You have to choose options with better value. Limitations are your best friend to finding creative solutions to problems your business will face. Technology has made many improvements on how to get better value for your business dollars.
You do not have to be the next Google-sized business. Seriously.
Do you really need to be the next 450 billion dollar business? Heck no. Consider being the next level up from where you are today. That’s got a much higher chance of success and it’s completely within your reality. Let technology help your business move forward, not have you follow a business idea that has a gigantic chance of failure.
You don’t need a huge budget to get your business in front of your market.
Technology makes it cheap to do so and lets your message be the focus of the interaction. How much does it cost to be on YouTube versus to be on a 30 second TV spot? How much does it cost running an ad in print versus writing a blog post on your company website? How much does it cost hosting a live event versus a doing a video or teleconference?
In the early days of your new business, don’t focus on finding money. Focus on solving customers problems and getting feedback.
You might think you need lots of capital to start your new business. But what you really need is to get immersed in your customer’s world and identify their problems. Present solutions to those problems and ask them what they think of your results. At the start of your business, no amount of money will help more than being in sync with your market’s needs. It’s the ultimate litmus test: do you provide answers your market is looking for? Is it a business idea only on paper: in a business plan or through market research? Have you had real experiences with providing value to make a genuine decision on the likelihood of success?
Don’t write a business plan. Write a blog, post when you want.
Ah!! The MBA woman is saying screw the bplan. Yeah, that’s exactly what I’m saying. Why is that? First off, who’s reading this plan? Investors? Banks? Your Future Partners and Employees? Do you really think someone wants to wade through 50 pages of a future potential with 5 year projections of million dollar revenue. Not really.

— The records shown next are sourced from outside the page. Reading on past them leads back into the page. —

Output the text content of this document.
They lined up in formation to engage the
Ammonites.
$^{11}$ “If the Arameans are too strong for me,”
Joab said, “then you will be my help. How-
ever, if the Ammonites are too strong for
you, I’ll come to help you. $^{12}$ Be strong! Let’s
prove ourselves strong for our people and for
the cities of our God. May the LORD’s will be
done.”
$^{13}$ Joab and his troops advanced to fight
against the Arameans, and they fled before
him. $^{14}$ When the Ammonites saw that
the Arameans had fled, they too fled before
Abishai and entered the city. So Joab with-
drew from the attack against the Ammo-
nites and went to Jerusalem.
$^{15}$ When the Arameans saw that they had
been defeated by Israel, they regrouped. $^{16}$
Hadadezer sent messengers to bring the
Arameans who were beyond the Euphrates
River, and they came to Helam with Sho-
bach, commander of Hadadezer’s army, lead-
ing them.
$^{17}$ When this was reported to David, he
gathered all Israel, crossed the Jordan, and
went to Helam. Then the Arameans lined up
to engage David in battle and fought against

On the other hand, what do you think people interested in your business vision want? Bite sized chunks of value that they can get. Think ‘Thousand Songs In Your Pocket’ as the way to describe the iPod. That phrase was enough to get people to buy it.
Do small sampling size value with a blog post or a short video that you can continually trickle out to your market and get immediate and visible feedback from the people you want to serve. Not the imagined people your research tells you about. No business starting out ever has all things figured out. Be real with your market and tell them that you’re working with everything you’ve got to make their lives better. That’s what a business should be writing for. A business plan should be a living and breathing plan that changes. Make your company blog into the channel that shows your market and your peers what your business stands for. That kind of writing is what creates paying customers who will finance your business, not borrowed money from someone who is looking to turn a profit on your work.